Its hurricane season and with that comes the possibility of large hurricanes that can affect your daily life. Irma being an example. Unfortunately, these natural disasters can disrupt routines and create fear. Children absorb a lot of the parent’s anxiety and often they do not have the capacity to understand that hurricanes although dangerous may not be life threating if the taken the right precautions.
Its important for parents to talk to their children and provide them reassurance and have conversations about what to do in case of emergencies. Small children may believe that a hurricane can harm their parents and they will be left alone. Children that are a bit older may be wondering about how their house will withstand the winds and teenagers may be worried about their friends. The best thing is for the parent to speak to them about all these concerns and give them factual information. Having an emergency plan in place will ease their fears and help them remain calm.

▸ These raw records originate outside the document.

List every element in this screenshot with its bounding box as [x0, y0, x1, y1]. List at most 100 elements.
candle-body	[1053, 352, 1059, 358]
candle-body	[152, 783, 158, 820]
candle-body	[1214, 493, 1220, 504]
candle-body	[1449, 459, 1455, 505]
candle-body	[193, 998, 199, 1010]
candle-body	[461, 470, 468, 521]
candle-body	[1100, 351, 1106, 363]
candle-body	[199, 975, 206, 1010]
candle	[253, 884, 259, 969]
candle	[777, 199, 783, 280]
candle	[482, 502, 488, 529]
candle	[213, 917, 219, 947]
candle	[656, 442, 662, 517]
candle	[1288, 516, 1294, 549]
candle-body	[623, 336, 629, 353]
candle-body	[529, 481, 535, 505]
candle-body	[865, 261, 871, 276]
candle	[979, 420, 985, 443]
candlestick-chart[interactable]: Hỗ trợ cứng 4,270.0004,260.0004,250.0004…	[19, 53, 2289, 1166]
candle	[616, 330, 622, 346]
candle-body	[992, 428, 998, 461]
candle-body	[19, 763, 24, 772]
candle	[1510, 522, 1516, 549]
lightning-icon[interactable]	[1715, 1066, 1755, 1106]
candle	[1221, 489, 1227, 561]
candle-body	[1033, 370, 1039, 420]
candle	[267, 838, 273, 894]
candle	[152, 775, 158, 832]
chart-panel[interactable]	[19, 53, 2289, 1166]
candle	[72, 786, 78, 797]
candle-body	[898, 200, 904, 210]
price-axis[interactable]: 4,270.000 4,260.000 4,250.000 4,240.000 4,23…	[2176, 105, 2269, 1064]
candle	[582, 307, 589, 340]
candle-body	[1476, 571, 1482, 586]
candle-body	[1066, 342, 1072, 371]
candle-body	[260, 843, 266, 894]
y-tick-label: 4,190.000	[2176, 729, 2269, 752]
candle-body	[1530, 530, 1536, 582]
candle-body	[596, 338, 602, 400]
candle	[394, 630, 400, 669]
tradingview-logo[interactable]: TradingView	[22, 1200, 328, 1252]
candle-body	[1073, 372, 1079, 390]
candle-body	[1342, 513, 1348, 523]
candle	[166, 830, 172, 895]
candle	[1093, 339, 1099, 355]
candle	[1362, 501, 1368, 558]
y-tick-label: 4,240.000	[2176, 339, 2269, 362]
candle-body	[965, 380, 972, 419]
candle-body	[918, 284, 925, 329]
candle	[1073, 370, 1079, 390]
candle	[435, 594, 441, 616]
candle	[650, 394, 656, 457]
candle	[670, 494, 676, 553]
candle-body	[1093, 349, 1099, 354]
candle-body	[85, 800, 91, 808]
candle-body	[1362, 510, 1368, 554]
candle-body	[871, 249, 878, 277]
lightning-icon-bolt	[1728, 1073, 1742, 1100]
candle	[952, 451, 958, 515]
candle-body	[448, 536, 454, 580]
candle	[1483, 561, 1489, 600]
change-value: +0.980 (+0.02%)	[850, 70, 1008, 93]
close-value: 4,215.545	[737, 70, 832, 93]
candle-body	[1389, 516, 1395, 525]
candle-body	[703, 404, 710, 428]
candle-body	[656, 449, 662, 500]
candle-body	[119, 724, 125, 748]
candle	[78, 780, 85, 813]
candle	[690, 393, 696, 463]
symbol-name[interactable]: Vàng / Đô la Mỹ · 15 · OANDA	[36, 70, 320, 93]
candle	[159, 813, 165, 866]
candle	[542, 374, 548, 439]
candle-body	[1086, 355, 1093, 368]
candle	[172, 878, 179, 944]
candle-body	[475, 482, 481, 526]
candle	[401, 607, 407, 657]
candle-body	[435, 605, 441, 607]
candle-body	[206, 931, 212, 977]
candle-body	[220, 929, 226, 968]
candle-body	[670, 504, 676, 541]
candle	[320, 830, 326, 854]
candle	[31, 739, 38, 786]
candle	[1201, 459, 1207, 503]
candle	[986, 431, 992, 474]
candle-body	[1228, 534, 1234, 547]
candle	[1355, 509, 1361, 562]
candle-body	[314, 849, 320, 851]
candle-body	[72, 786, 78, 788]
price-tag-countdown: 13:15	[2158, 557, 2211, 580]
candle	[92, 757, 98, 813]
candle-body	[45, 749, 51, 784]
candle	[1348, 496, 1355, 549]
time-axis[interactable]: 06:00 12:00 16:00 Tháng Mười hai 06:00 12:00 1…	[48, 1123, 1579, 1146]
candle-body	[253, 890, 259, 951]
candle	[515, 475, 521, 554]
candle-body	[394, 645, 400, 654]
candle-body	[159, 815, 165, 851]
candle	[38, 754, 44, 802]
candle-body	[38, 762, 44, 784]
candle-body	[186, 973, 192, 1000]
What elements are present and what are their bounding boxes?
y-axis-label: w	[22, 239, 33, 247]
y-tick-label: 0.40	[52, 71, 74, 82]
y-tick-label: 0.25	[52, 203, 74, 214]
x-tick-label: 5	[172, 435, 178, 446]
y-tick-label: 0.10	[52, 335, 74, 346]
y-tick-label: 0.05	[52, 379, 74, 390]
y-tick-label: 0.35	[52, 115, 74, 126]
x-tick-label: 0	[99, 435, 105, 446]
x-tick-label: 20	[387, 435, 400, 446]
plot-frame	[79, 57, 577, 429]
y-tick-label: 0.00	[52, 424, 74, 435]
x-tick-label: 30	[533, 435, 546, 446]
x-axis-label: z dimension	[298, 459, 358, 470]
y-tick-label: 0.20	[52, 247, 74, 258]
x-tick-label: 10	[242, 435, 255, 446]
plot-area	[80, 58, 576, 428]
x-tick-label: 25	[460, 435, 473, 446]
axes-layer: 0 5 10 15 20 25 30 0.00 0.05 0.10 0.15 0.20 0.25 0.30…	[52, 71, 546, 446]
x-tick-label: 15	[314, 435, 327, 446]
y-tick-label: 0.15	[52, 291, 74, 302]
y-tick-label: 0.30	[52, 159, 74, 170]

Below is a list of things you can do, to mitigate their anxiety and help them understand better.
- During the preparations whether you are staying in your house, boarding it up, or leaving town, make sure that you remain calm. This is not only for your child’s sake but also your own. Research shows that you are more clear-headed and a better decision maker when you are calm. In order to do that, try taking deep breaths and making a list of what you have to get done. Have your children be part of the process to make it fun. The more organized you are the more you will get done.
- Allowing children to pick some of their favorite foods, maybe something they usually aren’t allowed to eat can add some positivity to their experience.
- Do not keep the television on and keep watching the news to a minimum in front of children. If they are watching the news, make sure that you watch it with them. Children, especially the younger ones, may not understand what is going on. They may internalize these feelings and can develop some type of post traumatic stress disorder. Remember children are resilient but they are also like small sponges and absorb a lot from the outside.
- Ask each child to draw their feelings about what is going on, and about what they think of the hurricane. Allow them to ask as many questions as they want. This will enable you to understand their thoughts and feelings about an event that may have a major impact on them.
- While you are inside a shelter or a home waiting for the hurricane to pass, think of making it fun. Play board games, watch a movie (if there is electricity), build a fort in the bathroom, if that is where you will be staying, cook something together, and just use this time to bond. There are a few moments like this, where you are actually mandated to stay with your family and not go to work. Take advantage of this and enjoy the time with your kids, they will not only appreciate it but will remember it as a more positive experience.